Content Production Markets, Long Tales, and Chapter Sales

Content Production Markets

A very speculative model which we have yet so see emerge is the development of book production ‘content production markets’. Code development has had this for a long time with sites like freelancer.com where project managers can find freelance programmers. Project managers post specific jobs to freelancer.com and programmers make bids for the work. The project manager then evaluates the bidder’s experience and client feedback against the amount the bidder posted.

It is very easy to imagine that this kind of business could evolve for book production. There are many people in the world with skills relative to book production that can be executed online – editing, writing, illustration, research, fact checking – you name it. Development of a formalised and informal trading of these skills could create significant revenues for participants and could really explode the current book production model and the revenues available for producers.

The long tale

Lastly, The Long Tale. The long tail was popularised in the age of the net by Chris Anderson. It’s the familiar strategy of selling a large number of books to small niche markets. The idea being that a lot of sales of niche items adds up to a good profit or as he put it in the title Why the Future of Business Is Selling Less of More.

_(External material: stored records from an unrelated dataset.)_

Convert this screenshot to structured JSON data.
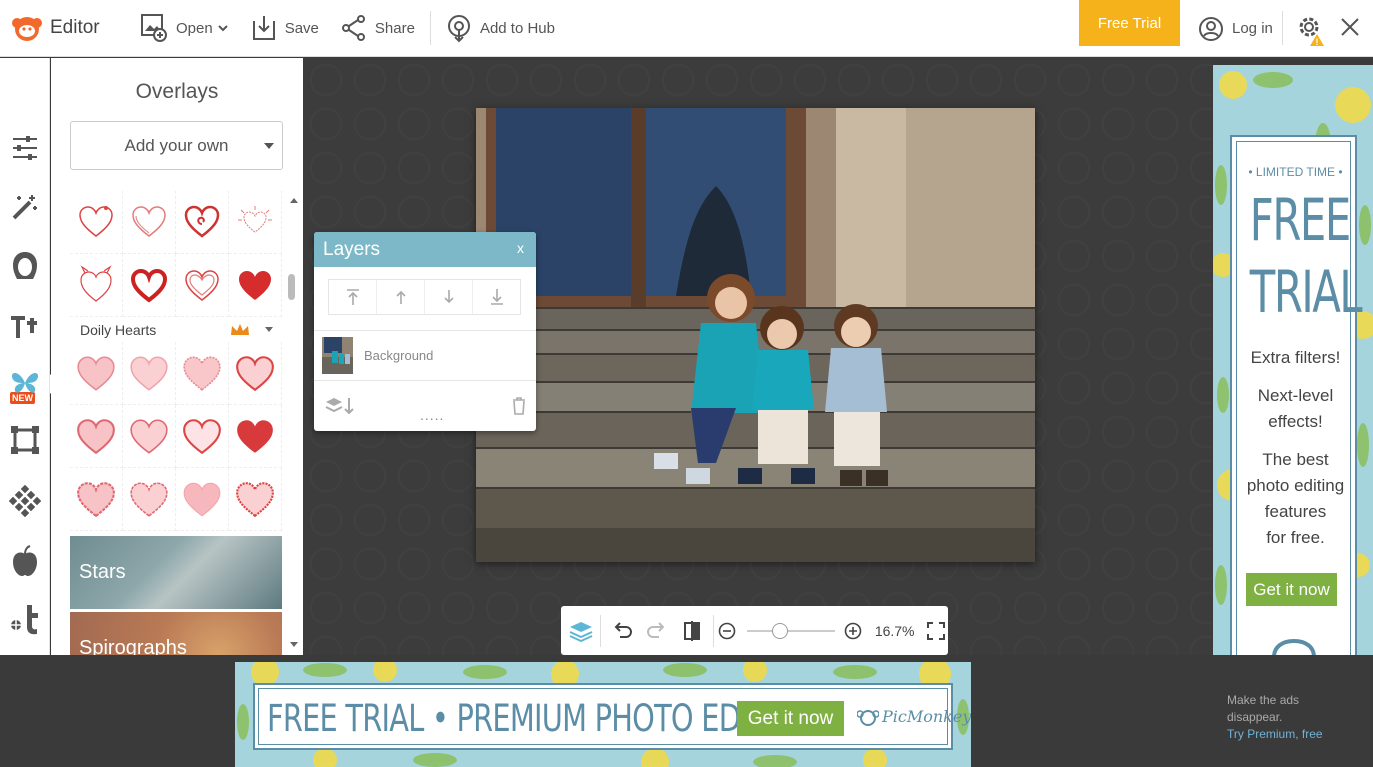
{
  "topbar": {
    "app_title": "Editor",
    "open_label": "Open",
    "save_label": "Save",
    "share_label": "Share",
    "hub_label": "Add to Hub",
    "free_trial_label": "Free Trial",
    "login_label": "Log in"
  },
  "rail": {
    "items": [
      "adjust-icon",
      "effects-wand-icon",
      "touch-up-face-icon",
      "text-icon",
      "overlays-butterfly-icon",
      "frames-icon",
      "textures-icon",
      "themes-apple-icon",
      "graphics-icon"
    ],
    "new_badge": "NEW"
  },
  "overlays_panel": {
    "title": "Overlays",
    "add_own_label": "Add your own",
    "category_doily": "Doily Hearts",
    "category_stars": "Stars",
    "category_spirographs": "Spirographs"
  },
  "layers": {
    "title": "Layers",
    "close_label": "x",
    "layer_name": "Background",
    "dots": "....."
  },
  "canvas_toolbar": {
    "zoom_value": "16.7%",
    "zoom_level": 0.35
  },
  "right_ad": {
    "limited": "• LIMITED TIME •",
    "free": "FREE",
    "trial": "TRIAL",
    "line1": "Extra filters!",
    "line2a": "Next-level",
    "line2b": "effects!",
    "line3a": "The best",
    "line3b": "photo editing",
    "line3c": "features",
    "line3d": "for free.",
    "cta": "Get it now"
  },
  "bottom_ad": {
    "headline": "FREE TRIAL • PREMIUM PHOTO EDITOR",
    "cta": "Get it now",
    "brand": "PicMonkey"
  },
  "ad_note": {
    "line1": "Make the ads",
    "line2": "disappear.",
    "link": "Try Premium, free"
  },
  "colors": {
    "accent_orange": "#f6b21b",
    "layers_header": "#7cb8c7",
    "ad_blue": "#5b8ea6",
    "ad_green": "#7fb042",
    "rail_icon": "#555555",
    "rail_active": "#5cb6d6"
  }
}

However there is another possible ‘long tale’ market here – instead of seeing a total inventory as having a ‘long tail,’ each book in itself can be customised for resale over a number of smaller markets. One book distributed over several markets, each with its very own version of the book. We have experimented with this a little in FLOSS Manuals – customising the same book for specific markets. Remixing books can be considered to be exactly this strategy but on a very small scale. Many workshop leaders use the remix feature of FLOSS Manuals to generate workbooks with content taken from several existing books. We have also encouraged consultants to take books from FLOSS Manuals, clone them, and customise the book to speak directly to their potential and existing customers. It is a powerful pre- and post-sales device. The long tale here has a market of 1 – the client. This is the very end of the long tale, but the return can be lucrative for the consultant that secures a sale or return sale because of their valued added services powered by customised documentation.

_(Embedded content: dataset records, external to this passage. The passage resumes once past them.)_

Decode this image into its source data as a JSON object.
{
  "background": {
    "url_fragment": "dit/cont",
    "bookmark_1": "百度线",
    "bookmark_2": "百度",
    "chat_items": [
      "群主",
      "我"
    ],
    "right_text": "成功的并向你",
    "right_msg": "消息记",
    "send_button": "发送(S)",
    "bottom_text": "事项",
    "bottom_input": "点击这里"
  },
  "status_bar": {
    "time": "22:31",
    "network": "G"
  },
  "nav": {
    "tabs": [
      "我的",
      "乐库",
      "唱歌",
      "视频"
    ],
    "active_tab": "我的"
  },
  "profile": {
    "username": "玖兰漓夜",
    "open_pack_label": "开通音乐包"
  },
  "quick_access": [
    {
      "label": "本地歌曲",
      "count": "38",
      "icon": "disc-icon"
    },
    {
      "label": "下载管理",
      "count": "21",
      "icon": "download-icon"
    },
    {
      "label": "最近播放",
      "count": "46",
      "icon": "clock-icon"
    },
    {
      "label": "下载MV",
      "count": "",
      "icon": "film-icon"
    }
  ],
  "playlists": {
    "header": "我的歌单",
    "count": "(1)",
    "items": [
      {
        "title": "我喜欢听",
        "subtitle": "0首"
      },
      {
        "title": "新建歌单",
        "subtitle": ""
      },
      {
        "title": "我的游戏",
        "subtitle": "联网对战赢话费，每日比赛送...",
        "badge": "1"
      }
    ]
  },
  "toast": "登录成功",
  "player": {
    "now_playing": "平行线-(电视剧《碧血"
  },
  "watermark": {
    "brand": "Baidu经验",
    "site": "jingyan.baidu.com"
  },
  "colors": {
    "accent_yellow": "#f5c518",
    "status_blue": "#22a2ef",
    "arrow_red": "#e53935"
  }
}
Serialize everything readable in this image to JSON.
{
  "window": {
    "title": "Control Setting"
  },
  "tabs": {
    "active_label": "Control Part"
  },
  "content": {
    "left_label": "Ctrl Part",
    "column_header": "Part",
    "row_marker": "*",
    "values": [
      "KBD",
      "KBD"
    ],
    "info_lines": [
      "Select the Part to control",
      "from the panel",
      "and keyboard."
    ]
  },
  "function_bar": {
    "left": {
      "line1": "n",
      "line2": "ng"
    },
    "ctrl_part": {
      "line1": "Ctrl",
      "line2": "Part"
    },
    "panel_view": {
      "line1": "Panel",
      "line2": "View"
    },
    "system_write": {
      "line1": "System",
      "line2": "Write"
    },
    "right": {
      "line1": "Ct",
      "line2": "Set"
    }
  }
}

I believe there is a business here – either customising content as a service or providing the tools for people to customise heir own content. It is also very possible that one book could in itself provide a lucrative ‘long tale’ business if the tale was long enough.

Chapter Sales

Some are putting their money on the sale of book components – selling parts of a book, typically in chapter form. This necessitates closed copyright as a rule. O’Reilly have been experimenting with this for about 5 years and it seems to be their darling, the newest iteration being the Inkling project which is strongly backed by them. Inkling markets educational material in chapter form.

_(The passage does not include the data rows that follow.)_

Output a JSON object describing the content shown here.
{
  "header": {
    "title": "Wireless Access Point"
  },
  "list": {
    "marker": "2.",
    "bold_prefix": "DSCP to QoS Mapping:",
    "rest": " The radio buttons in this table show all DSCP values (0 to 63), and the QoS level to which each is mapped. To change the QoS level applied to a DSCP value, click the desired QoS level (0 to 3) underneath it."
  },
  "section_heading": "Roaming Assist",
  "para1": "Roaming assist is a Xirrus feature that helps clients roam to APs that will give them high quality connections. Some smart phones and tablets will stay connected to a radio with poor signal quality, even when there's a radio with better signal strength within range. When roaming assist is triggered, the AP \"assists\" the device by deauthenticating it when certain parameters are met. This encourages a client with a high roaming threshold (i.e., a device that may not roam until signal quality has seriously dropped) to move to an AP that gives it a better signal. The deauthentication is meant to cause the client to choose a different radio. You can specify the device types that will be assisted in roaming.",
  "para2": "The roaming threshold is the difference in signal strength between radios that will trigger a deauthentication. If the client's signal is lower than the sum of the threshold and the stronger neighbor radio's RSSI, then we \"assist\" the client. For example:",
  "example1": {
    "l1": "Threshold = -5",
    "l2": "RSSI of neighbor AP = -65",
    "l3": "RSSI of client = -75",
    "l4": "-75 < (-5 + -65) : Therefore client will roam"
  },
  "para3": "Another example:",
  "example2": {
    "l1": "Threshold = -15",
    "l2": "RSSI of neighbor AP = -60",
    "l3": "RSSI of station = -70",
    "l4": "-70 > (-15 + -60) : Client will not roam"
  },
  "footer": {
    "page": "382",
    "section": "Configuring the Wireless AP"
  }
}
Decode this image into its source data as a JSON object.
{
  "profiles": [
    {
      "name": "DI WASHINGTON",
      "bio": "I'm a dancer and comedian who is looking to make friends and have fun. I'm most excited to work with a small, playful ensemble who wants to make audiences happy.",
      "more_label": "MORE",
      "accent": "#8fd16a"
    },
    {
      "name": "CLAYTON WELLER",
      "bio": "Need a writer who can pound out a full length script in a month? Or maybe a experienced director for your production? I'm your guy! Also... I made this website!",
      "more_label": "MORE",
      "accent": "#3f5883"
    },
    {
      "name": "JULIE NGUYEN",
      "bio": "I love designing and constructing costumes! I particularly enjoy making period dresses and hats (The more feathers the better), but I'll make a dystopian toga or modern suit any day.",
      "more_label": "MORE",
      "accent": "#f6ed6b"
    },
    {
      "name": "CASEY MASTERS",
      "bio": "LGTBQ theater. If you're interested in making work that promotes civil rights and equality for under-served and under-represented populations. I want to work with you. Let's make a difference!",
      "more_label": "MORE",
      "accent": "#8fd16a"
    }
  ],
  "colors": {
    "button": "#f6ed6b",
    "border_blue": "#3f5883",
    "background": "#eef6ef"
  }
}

I think this is a very interesting strategy but I don’t like it because the sale of content like this always works against reuse and collaboration. If the bottom line is still in resale of the artefact, this will always work against free culture and movements like the Open Education Resources movement. From this perspective this process is flowing against new forms of education processes. I can’t help but be cynical to think Inkling will make more money from a single book through chapter sales than they would ever make from selling the book as a whole. If you look at some of Inkling’s titles and total up the price per chapter against the total number of chapters then it is apparent the cost to the buyer exceeds the cover price of the entire book. It’s a cynical move. Real innovation in this field would construct markets for chapter production with the contents being free to distribute and reuse as mentioned above. Unfortunately, chapter resale in the form that O’Reilly and Inkling pursue is going to have a successful market but it’s working against more enlightened approaches to education and the future of the book in the long term.